その日は偶然、教会にあるものを忘れてしまったのだった。
賭博場でひとしきり遊び、今日はちょうど程よく勝ったのでだいぶ足取りは軽い。部屋に帰る前に教会に寄って忘れ物を取りに行ってから帰るのもいいだろう。夜の涼しい空気が肌に心地よい。夜の教会はどこか、寂しそうで、しかし厳かで、そこにそびえ立っていた。
ゆっくり教会の戸を開けて中に入る。月明かりに照らされたステンドグラスから、淡い光が教会の中に反射していて中は視認する程度なら叶う明るさだった。ほんの少しの不気味さを静寂の中に感じながら、忘れ物を探す。
「やあ」
突如響いたその言葉に半ば体を跳ねさせて振り返る。そこには、そう、そこには、なんだかまるで赤い天使が舞い降りたかのような。
「こんな時間まで熱心だね」
続けられた彼の声でハッとする。天使ではない、人間だ。街で見かけたような気がするが記憶は定かではない。薄暗い部屋の中で、彼の瞳がキラリと光ったような気がした。彼の姿が月明かりの逆光となってこちらを見ている。

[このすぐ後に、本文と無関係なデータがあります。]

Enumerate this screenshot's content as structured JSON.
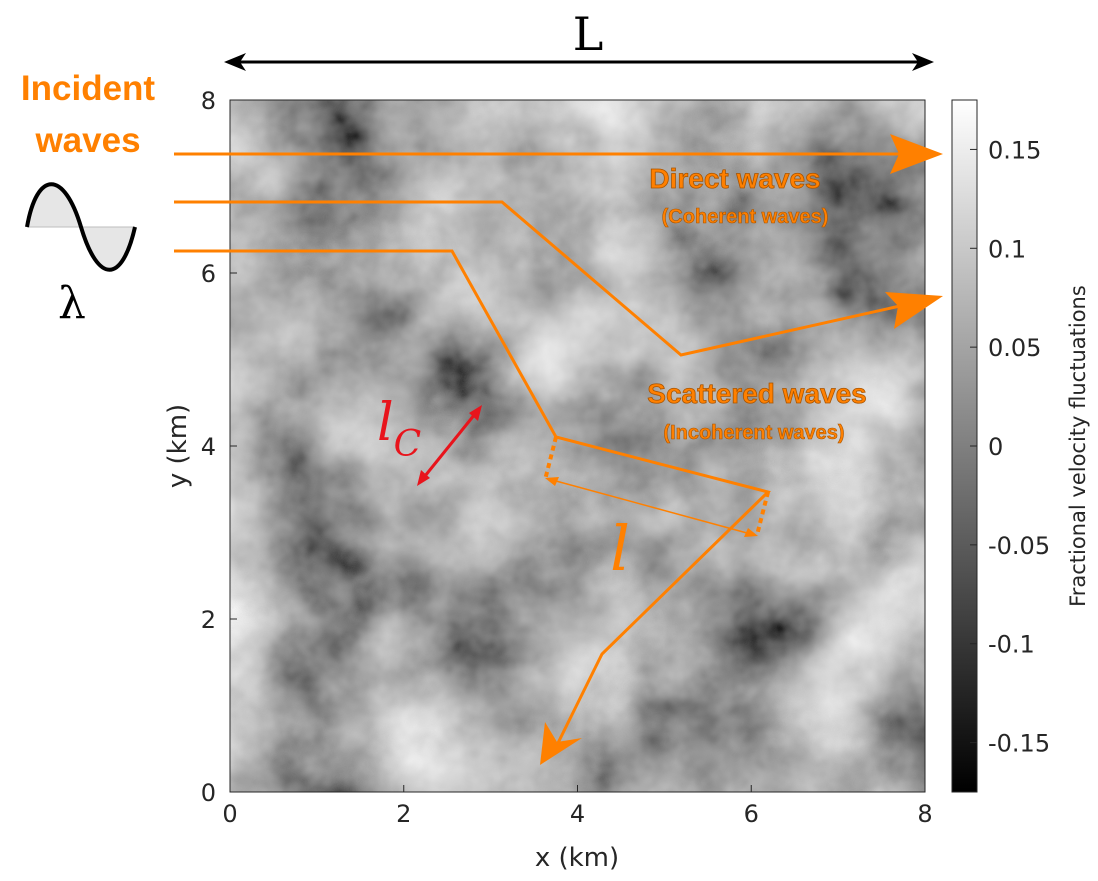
{
  "domain_scale_label": "L",
  "incident_label_line1": "Incident",
  "incident_label_line2": "waves",
  "wavelength_symbol": "λ",
  "direct_title": "Direct waves",
  "direct_subtitle": "(Coherent waves)",
  "scattered_title": "Scattered waves",
  "scattered_subtitle": "(Incoherent waves)",
  "correlation_length_symbol": "l",
  "correlation_length_subscript": "C",
  "mean_free_path_symbol": "l",
  "colorbar_label": "Fractional velocity fluctuations",
  "colors": {
    "orange": "#ff8000",
    "red": "#e8141c",
    "axis": "#262626"
  },
  "chart_data": {
    "type": "heatmap",
    "xlabel": "x (km)",
    "ylabel": "y (km)",
    "xlim": [
      0,
      8
    ],
    "ylim": [
      0,
      8
    ],
    "xticks": [
      "0",
      "2",
      "4",
      "6",
      "8"
    ],
    "yticks": [
      "0",
      "2",
      "4",
      "6",
      "8"
    ],
    "colormap": "gray",
    "clim": [
      -0.175,
      0.175
    ],
    "colorbar_ticks": [
      "0.15",
      "0.1",
      "0.05",
      "0",
      "-0.05",
      "-0.1",
      "-0.15"
    ],
    "colorbar_tick_values": [
      0.15,
      0.1,
      0.05,
      0,
      -0.05,
      -0.1,
      -0.15
    ],
    "colorbar_label": "Fractional velocity fluctuations",
    "ray_paths_km": {
      "direct": [
        [
          -0.65,
          7.35
        ],
        [
          8.2,
          7.35
        ]
      ],
      "scattered_single": [
        [
          -0.65,
          6.8
        ],
        [
          3.15,
          6.8
        ],
        [
          5.2,
          4.78
        ],
        [
          8.2,
          5.7
        ]
      ],
      "scattered_multiple": [
        [
          -0.65,
          6.25
        ],
        [
          2.55,
          6.25
        ],
        [
          3.75,
          4.12
        ],
        [
          6.2,
          3.48
        ],
        [
          4.3,
          1.55
        ],
        [
          3.6,
          0.32
        ]
      ]
    }
  }
}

「あら、あら、こんな夜更けに教会にご用でございますか? ふふ、物珍しい方もいらっしゃいますわね」
「たまにお邪魔するんだ。この時間にも」
軽い足取りで、彼はゆっくりとベンチの間を縫うようにして歩いた。大きなマリア像の前まで行くと、こちらを振り返る。自分はその姿をただ目で追うだけだった。
「きみとは、初めてあったね、兄弟」
「兄弟? ふふ、おかしなことをおっしゃいますわ。わたくしはわたくしでしてよ」
彼は私の言葉など気にしていないかのように、マリア像を見上げた。その姿は先ほど思った通り、まるで。
「天使のようですわ」
「え?」
「宵闇に紛れる天使さまのようでございますわ。そう、見えましたの」
「ははは、そんな。天使だなんて烏滸がましいよ」
その時、雲間から月が現れたのか彼のニッコリとした笑顔がその下に晒された。可愛らしい、少し幼く見えるその笑顔が、さらりと揺れる髪の下にある。
目当てのものを見つけて手に取ると、彼に向けて声をかける。
「わたくしはそろそろ帰りますわ。あなたさまもあまり、夜更かしはしませぬように」
「ああ。……よければ、また」
「ふふ、そうでございますわね」
教会の戸を開けて外に出た。そういえば、彼の名前を聞き忘れてしまったな、と思い出したのは、帰宅して夢の世界に落ちる少し前のことだった。